Optimized supply chains, improved production efficiency, personalized customer experience, and boosted sales effectiveness are just some of the gains that our customers pursue when they turn to data science consulting services. Facing the growing demand for data science talent, we, at Pine Analytical, decided to cover a burning topic of how to hire data scientists. Here, we answer 3 main questions: what skills a data scientist should possess, how to assess those skills, and where to search for the right person.
What data scientist do you need?
To narrow the initial list of candidates down and make the shortlisting pipeline more efficient, we recommend that you clearly define a needed data scientist’s profile. With a vast variety of skills that a data scientist is expected to possess (including the endless list of big data technologies and machine learning algorithms), you can never find a data science unicorn who handles all these things with the same mastery.
So, you can devise an ideal data scientist’s profile on your own or find the appropriate option among the existing classifications. For example, Pine Analytical adheres to a classification that recognizes 2 data scientists types: analysts and technicians.
The approach to skills assessment depends on which of the 3 scenarios listed below your company favors:
- Growing in-house data science capabilities (this scenario also covers team augmentation).
- Resorting to data science consulting services (when you hire an external consultant for knowledge transfer to boost the development of your internal data science capabilities).
- Outsourcing data science (when you don’t plan to develop in-house data science capabilities).
Approach 1. When you search to grow in-house data science capabilities.
- Check the candidates’ CVs.
- Challenge a candidate with a test to validate their skills.
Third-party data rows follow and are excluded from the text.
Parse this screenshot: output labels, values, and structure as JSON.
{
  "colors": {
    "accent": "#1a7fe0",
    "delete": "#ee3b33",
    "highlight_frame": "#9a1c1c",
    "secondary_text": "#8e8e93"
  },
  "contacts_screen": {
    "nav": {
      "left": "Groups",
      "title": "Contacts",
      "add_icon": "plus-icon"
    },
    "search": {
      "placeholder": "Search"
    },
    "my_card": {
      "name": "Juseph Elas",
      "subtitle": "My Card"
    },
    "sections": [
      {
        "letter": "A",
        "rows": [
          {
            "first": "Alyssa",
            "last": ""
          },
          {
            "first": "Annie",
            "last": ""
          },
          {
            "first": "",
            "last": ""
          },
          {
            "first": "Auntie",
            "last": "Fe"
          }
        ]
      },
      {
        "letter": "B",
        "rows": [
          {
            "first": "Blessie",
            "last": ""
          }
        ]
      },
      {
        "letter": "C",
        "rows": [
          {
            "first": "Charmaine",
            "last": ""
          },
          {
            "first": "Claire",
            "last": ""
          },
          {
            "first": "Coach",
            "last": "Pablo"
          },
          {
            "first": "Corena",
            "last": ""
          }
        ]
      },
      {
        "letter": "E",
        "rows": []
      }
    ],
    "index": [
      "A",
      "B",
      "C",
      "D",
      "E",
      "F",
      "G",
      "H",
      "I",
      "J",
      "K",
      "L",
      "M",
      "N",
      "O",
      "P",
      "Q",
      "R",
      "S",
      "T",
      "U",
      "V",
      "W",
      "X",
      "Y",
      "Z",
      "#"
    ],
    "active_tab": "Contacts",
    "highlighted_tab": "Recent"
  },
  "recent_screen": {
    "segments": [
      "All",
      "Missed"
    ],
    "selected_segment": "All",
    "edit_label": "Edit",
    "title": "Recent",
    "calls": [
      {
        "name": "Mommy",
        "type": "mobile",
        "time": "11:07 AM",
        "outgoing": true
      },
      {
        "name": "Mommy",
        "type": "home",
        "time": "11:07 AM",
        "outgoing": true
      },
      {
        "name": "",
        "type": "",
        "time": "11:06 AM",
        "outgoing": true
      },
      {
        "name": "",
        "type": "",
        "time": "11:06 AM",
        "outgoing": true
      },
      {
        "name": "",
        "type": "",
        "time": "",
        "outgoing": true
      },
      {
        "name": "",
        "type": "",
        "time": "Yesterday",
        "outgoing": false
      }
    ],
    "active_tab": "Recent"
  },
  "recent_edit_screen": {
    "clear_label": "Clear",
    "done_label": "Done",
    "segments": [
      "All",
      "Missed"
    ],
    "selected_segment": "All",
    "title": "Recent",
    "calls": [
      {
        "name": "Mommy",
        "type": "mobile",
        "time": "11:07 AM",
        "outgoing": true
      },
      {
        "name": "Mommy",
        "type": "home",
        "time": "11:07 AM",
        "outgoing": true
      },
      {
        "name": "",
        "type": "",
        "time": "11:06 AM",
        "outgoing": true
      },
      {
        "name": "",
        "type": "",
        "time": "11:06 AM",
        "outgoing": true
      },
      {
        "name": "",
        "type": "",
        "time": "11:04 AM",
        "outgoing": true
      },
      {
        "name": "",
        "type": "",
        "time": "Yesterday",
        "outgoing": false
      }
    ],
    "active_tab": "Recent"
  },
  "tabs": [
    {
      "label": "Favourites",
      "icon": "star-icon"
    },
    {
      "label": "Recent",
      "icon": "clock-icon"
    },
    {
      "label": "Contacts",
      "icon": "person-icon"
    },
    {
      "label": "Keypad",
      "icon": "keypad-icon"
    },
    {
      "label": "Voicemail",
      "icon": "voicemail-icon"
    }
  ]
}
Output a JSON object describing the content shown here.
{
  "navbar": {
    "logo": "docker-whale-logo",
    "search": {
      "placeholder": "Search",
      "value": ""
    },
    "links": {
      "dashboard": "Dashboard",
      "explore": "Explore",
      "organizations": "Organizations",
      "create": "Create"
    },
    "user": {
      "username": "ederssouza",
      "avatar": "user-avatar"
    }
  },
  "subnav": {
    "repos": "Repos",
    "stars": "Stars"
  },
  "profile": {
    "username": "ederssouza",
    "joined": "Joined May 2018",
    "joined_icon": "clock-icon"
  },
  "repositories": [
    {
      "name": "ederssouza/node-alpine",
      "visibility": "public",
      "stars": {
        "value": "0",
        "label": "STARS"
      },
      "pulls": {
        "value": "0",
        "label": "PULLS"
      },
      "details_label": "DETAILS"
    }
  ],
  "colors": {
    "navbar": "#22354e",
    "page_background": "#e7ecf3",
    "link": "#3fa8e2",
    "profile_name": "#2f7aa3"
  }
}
- (Optional) Organize an in-house data challenge (for example, the way Airbnb does).
Approach 2. When you search for a consulting/outsourcing partner.
- Check a candidate company’s competence and experience: study their portfolio of implemented projects, check the attained partnerships and certificates.
- Ask to deliver a proof of concept (for complex projects).
Now, when you know whom to chase, let’s discuss where to search for. Job sites, recruitment agencies, and professional networks like LinkedIn is the triad that easily comes to mind. However, considering the shortage of data scientists, these traditional resources may turn out to be insufficient. In addition, these channels are mainly tuned to hiring data scientists for growing in-house teams. If you consider data science consulting or outsourcing rather than team augmentation, Pine Analytical recommends turning your attention to three extra sources:
- Tech communities like GitHub and Stack Overflow – you’ll find the profiles of data scientists there.
- Listings, like this one featuring the best data science consultancies.
- Homepages of data science consulting and outsourcing companies where you can check the service and project portfolio of a certain vendor.
Let the effective search for data scientists begin!
Now, you know what these fantastic data scientists are and where to find them. We hope that our tips will help you make your hunt for data scientists efficient and fast, and your data science-powered projects a true success.